Abigail: I had it in my heart to dissuade John from going away again and I know I could have prevailed, but our public affairs at the time wore so gloomy an aspect that I thought if ever his assistance was wanted, it must be at a such a time. I therefore resigned myself to suffer some anxiety and many melancholy hours for this year to come. I wish I could have your quiet nature and assurance that good will be the ultimate result of our present frustrations. Is it that you are a full decade older and wiser than I?

Mercy: When I was a child, my brother James would accuse me of being the most agitated and impatient of mortals. Perhaps the passage of time does calm one’s spirit.

Abigail: I have read your poem about the dumping of the boxes of tea in Boston harbor. Your poems are difficult for me but this one I fully understood:

                                              The heroes of the Tuskeraro Tribe
                                              Who scorn alike, a fetter, or a bribe
                                               In order ranged, and waiting freedom’s nod
                                               To make an offering, to the Watry God. 

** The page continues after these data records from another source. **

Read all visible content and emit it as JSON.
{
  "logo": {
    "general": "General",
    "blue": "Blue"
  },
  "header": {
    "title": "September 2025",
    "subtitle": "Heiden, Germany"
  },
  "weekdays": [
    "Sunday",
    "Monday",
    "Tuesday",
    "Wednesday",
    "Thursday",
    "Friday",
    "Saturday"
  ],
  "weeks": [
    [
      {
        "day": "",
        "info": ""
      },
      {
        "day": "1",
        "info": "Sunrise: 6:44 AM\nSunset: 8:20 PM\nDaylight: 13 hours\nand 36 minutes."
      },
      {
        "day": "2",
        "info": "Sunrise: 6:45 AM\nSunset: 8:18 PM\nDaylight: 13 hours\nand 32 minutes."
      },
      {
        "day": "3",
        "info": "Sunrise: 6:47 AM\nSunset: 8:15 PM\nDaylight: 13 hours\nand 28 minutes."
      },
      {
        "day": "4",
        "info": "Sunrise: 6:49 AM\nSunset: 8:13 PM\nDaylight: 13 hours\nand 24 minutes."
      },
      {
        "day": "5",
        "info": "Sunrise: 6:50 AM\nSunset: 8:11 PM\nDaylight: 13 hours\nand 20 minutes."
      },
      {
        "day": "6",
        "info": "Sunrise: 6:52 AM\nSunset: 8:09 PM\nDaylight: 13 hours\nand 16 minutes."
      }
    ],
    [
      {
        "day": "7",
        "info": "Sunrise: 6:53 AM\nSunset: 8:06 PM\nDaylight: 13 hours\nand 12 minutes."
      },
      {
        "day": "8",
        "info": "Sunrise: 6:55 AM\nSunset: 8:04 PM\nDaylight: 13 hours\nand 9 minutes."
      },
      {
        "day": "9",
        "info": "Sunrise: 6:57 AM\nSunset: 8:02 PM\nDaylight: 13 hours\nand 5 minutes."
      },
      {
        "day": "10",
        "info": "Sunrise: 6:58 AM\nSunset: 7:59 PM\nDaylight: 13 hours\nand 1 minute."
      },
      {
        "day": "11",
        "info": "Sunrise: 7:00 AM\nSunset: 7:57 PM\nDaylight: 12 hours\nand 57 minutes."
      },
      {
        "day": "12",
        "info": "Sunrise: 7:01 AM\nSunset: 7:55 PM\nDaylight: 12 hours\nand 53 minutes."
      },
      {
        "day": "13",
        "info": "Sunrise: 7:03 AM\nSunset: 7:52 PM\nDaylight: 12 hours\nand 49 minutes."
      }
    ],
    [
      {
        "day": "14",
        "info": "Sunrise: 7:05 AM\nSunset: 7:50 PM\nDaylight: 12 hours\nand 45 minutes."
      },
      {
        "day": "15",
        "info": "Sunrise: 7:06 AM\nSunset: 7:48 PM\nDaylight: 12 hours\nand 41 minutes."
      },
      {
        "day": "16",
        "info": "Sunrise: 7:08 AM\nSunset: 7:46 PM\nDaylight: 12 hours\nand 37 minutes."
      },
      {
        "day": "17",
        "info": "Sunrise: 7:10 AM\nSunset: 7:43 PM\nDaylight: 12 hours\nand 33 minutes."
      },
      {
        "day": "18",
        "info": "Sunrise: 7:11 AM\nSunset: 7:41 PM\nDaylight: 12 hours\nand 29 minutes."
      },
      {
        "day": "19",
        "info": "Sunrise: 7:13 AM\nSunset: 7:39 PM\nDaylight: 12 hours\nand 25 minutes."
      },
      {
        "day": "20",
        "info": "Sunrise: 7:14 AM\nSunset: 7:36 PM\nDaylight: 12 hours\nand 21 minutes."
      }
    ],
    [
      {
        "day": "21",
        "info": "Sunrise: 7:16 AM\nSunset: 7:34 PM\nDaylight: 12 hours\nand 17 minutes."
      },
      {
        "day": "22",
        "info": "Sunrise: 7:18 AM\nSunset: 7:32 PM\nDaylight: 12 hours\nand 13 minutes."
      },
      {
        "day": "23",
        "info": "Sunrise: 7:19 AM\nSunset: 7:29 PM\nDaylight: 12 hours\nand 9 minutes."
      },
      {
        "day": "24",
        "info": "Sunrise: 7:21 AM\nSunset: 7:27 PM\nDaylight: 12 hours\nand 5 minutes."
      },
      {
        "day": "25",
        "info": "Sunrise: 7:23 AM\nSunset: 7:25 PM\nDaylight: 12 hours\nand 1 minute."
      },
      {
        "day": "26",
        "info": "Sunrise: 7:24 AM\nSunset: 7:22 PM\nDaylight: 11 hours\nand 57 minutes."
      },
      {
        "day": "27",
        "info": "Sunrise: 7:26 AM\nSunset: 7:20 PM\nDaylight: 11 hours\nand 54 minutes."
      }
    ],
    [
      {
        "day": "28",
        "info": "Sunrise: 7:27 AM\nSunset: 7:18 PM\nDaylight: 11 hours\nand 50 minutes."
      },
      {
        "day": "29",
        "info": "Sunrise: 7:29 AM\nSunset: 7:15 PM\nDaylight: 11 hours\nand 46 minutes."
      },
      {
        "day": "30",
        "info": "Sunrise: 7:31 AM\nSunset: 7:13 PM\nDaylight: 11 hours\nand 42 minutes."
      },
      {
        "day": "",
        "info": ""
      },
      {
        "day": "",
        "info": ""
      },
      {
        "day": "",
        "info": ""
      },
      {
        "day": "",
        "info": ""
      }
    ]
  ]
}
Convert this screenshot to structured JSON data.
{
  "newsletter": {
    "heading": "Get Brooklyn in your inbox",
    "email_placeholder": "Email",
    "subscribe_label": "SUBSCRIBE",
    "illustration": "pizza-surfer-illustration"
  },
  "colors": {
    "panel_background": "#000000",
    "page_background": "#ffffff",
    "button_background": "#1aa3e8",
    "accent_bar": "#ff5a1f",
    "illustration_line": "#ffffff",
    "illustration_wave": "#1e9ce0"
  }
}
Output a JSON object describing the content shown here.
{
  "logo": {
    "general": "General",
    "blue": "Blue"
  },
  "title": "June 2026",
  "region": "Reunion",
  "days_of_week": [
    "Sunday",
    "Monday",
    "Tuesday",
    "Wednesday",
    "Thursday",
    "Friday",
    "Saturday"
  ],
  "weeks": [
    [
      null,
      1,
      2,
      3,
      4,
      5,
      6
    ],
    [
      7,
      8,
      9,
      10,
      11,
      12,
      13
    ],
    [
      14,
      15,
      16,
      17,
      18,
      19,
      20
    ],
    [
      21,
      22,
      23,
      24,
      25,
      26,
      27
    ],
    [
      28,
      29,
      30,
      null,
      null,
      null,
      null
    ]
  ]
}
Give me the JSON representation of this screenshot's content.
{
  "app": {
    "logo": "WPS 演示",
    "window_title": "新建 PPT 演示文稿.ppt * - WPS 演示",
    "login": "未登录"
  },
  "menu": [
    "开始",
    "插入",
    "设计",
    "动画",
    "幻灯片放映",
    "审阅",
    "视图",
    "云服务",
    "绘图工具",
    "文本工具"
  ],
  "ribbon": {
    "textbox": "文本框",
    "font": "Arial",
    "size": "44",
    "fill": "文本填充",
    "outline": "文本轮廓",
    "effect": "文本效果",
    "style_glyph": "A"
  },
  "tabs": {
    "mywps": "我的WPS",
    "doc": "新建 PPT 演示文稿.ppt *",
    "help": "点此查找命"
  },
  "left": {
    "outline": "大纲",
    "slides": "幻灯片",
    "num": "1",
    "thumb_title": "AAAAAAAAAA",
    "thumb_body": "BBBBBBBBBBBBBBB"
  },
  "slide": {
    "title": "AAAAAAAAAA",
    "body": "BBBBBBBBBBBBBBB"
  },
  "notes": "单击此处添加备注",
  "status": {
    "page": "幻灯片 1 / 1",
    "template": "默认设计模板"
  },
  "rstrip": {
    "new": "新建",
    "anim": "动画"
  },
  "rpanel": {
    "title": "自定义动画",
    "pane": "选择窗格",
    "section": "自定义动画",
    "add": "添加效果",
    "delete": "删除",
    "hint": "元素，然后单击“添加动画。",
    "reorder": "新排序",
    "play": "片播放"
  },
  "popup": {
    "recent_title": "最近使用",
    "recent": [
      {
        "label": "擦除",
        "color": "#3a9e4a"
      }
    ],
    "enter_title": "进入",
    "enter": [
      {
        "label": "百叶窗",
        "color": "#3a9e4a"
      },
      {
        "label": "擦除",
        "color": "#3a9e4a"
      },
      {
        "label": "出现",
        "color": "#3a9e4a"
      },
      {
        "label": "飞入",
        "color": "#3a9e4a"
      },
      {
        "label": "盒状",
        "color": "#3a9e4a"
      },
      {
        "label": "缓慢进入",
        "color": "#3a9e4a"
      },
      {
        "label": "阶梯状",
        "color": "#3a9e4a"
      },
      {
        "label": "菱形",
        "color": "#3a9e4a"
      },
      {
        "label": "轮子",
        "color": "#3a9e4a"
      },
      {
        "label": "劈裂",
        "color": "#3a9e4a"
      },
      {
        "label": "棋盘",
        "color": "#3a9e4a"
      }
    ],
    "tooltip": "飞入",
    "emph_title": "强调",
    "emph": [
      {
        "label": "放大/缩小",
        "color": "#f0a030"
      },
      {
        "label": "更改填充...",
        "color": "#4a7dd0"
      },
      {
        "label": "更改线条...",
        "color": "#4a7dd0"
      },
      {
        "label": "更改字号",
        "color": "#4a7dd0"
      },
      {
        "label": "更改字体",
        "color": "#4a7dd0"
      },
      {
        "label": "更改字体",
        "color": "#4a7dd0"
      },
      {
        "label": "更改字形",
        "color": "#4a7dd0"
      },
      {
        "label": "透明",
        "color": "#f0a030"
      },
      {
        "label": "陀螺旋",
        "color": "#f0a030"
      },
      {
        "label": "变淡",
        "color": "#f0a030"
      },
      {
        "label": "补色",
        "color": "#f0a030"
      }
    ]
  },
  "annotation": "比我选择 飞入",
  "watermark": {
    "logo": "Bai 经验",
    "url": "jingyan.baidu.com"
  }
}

In the year and a half of her husband's absence, Abigail's distress had been worse than she had ever anticipated or, she was certain, than anyone could ever realize. "Known only to my own heart is the sacrifice I have made, and the conflict it has cost me," she had confided to her sister Elizabeth in the first weeks of his absence. "I wish a thousand times I had gone with him," she later told a friend. For the first time in fourteen years of marriage she had had to face an entire winter on her own.

"How lonely are my days. How solitary are my nights," she had written to John in a letter.